Here is that quote from Spurgeon...
"There is also another thing that will prevent man's running the race. We have known people who stopped on their way to kick their fellows. Such things sometimes occur in a race. The horse, instead of speeding onwards to the mark, is of an angry disposition, and sets about kicking those that are running beside him—there is not much probability of his coming in first.
'Now they that run in a race run all, but one receiveth the prize.'
There is one however who never gets it, and that is the man who always attends to his fellow-creatures instead of himself. It is a mysterious thing that I never yet saw a man with a hoe on his shoulder, going to hoe his neighbour's garden, it is a rarity to see a farmer sending his team of horses to plough his neighbour's land; but it is a most singular thing that every day in the week I meet with persons who are attending to other people's character. If they go to the house of God and hear a trite thing said, they say at once "How suitable that was for Mrs. Smith and Mrs. Brown?" The thought never enters their head, how suitable it was to themselves. They lend their ears to everybody else, but they do not hear for themselves. When they get out of chapel, perhaps as they walk home, their first thought is, "Well, how can I find fault with my neighbors?" They think that putting other people down is going up themselves (there never was a greater mistake); that by picking holes in their neighbour's coat they mend their own They have so few virtues of their own that they do not like anybody else to have any therefore they do the best they can to despoil everything good in their neighbor; and it there be a little fault, they will look at it through a magnifying glass, but they will turn the glass the other way when they look at their own sins.
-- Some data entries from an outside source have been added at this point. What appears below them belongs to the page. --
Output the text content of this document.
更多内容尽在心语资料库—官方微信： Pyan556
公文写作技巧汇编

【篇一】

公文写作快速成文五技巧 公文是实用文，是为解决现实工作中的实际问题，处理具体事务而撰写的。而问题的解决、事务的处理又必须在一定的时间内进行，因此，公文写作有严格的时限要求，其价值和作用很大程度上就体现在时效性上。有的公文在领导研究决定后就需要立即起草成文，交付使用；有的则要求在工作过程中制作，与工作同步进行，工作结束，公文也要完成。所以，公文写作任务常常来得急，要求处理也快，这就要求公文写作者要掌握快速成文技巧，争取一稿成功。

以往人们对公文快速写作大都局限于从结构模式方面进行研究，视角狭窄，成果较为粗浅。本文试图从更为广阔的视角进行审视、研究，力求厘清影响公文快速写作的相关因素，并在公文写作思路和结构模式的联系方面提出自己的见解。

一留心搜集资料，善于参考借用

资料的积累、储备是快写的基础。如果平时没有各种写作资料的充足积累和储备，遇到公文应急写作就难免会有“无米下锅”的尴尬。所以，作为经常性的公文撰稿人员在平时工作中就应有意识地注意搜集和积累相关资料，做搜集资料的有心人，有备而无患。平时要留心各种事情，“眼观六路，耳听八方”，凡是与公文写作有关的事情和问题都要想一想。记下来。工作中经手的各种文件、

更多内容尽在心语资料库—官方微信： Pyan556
Their own faults become exceedingly small while those of others become magnificently great.
Now this is a fault not only among professing religious men, but among those who are not religious. We are all so prone to find fault with other people instead of attending to our own home affairs. We attend to the vineyards of others, but our own vineyard we have not kept. Ask a worldly man why he is not religious, and he tells you "Because so-and-so makes a profession of religion and is not consistent." Pray is that any business of yours? To your own Master you must stand or fall, and so must he; God is their judge, and not you. Suppose there are a great many inconsistent Christians—and we are compelled to acknowledge that there are—so much the more reason why you should be a good one. Suppose there are a great many who deceive others; so much the more reason you should set the world an example of what a genuine Christian is. "Ah! but," you say, "I am afraid there are very few." Then why don't you make one? But after all, is that your business? Must not every man bear his own burden?
You will not be judged for other men's sins, you will not be saved by their faith, you will not be condemned for their unbelief.
Every man must stand in his own proper flesh and blood at the bar of God, to account for the works done in his own body, whether they have been good or whether they have been evil.
It will be of little avail for you to say at the day of judgment, "O Lord, I was looking at my neighbors; O Lord, I was finding fault with the people in the village; I was correcting their follies." But thus saith the Lord: "Did I ever commission thee to be a judge or a divider over them? Why, if thou hadst so much time to spare, and so much critical judgment, didst thou not exercise it upon thyself? Why didst thou not examine thyself, so that thou mightest have been found ready and acceptable in the day of God?" These persons are not very likely to win the race, because they turn to kicking others."